You (as company) seem to divert into directions which are not clear, why and for what improvement. And you seem to open holes for really secure systems. Is this idea driven by a "system design" or just the fact that you cannot make the internal flash faster anymore (because of your design tools used, the technology, e.g. the fabrication process, ...)

Your message is not a good sounding message for me. Sorry (it sounds more like: "we gave up on...")

A:

The H7S security concept is based on the MPU approach ( similar to using cortex A & Linux / android) where all codes and data are stored and computed on external memories (NVM & RAM).

In that case, the global security is based on the global chain of trust for which all code is authenticated first before to launch it.

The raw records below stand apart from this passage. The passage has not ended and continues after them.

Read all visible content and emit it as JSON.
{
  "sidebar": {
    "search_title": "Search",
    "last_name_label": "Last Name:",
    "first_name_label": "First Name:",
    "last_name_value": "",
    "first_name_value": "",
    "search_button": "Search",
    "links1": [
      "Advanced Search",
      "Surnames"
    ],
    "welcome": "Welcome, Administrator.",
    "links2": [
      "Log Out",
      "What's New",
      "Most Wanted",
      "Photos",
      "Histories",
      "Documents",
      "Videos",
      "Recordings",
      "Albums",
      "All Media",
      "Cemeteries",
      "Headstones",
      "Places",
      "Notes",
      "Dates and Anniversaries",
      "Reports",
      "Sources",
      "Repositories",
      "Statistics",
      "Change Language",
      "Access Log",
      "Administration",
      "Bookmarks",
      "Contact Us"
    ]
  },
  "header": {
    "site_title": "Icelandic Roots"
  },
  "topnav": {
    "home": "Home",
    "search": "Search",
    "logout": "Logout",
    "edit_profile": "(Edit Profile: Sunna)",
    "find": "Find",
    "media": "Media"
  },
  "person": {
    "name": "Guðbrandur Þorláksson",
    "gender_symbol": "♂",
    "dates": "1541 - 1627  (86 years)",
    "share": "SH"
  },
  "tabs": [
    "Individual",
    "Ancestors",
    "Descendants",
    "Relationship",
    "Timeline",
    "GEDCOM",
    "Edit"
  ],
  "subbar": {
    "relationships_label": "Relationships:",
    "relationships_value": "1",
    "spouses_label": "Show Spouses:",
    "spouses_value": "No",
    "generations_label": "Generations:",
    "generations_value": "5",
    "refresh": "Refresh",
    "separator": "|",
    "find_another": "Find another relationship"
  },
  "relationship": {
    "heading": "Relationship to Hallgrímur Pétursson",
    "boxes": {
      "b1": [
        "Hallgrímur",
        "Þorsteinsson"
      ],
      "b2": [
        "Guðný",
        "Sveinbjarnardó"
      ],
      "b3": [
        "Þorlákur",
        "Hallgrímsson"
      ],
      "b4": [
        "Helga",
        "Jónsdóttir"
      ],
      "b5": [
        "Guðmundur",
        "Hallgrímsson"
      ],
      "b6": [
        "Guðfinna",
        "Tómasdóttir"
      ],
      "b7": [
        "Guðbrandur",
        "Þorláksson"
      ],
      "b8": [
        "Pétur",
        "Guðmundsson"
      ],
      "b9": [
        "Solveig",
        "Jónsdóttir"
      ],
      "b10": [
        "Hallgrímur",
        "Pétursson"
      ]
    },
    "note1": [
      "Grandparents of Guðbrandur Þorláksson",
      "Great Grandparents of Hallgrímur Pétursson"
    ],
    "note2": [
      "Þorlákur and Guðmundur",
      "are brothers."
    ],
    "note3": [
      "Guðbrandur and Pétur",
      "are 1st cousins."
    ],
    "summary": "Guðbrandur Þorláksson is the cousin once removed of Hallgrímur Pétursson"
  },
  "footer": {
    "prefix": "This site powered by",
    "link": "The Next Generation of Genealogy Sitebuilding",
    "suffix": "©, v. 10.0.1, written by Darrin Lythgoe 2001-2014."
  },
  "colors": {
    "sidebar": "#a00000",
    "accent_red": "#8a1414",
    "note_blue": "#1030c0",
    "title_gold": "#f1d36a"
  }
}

  • In the H7S, the Root of this chain of trust is the ST-iRoT (ROM code)
  • It authenticates the first application boot code stored in external NVM.
  • This authentication can be done :
    • From the external NVM directly and then use the Execute in Place
    • Using the load in internal RAM and Run solution.
    • à Authenticated application means that nobody did any modification of the code, so no malware.
    • à In case a hacker unsolders the Flash, make modification of the code and resolder it, the authentication process will fail.

 

To protect this first application boot code confidentiality (hacker dumps for example), the MCE IP and its automated encryption/decryption of code & data shall be used. Here, encrypted code means that it will be extremely complex to reverse it. The security assurance level of our MCE is validated by the SESIP level 3 attack level.

So, “monitoring the external XSIP interface” to reverse the code is not possible in practice. Even when the MCE protect external RAM, it will be not possible to reverse the information exchanged on the external bus. This is used for example on the STM32MP135 product and

Regarding the usage of TrustZone, it is a different subject. The TrustZone technology is used to isolate runtime execution of 2 applications running into the same MCU. The concept is that a non-secure application cannot see / dump / modify a secure application. Its access is controlled, and the jump access is clearly defined and protected. We can do the parallel with the Memory Protection Unit on the H7S which is used to isolate tasks within the same MCU and control their different and limited memories accesses. Secure RTOS can easily managed such task isolations in the Viper.

So, H7S with all its security concepts is a secure microcontroller and can be used to execute and protect a wide variety of applications. Now, customers shall understand its concept and used them correctly.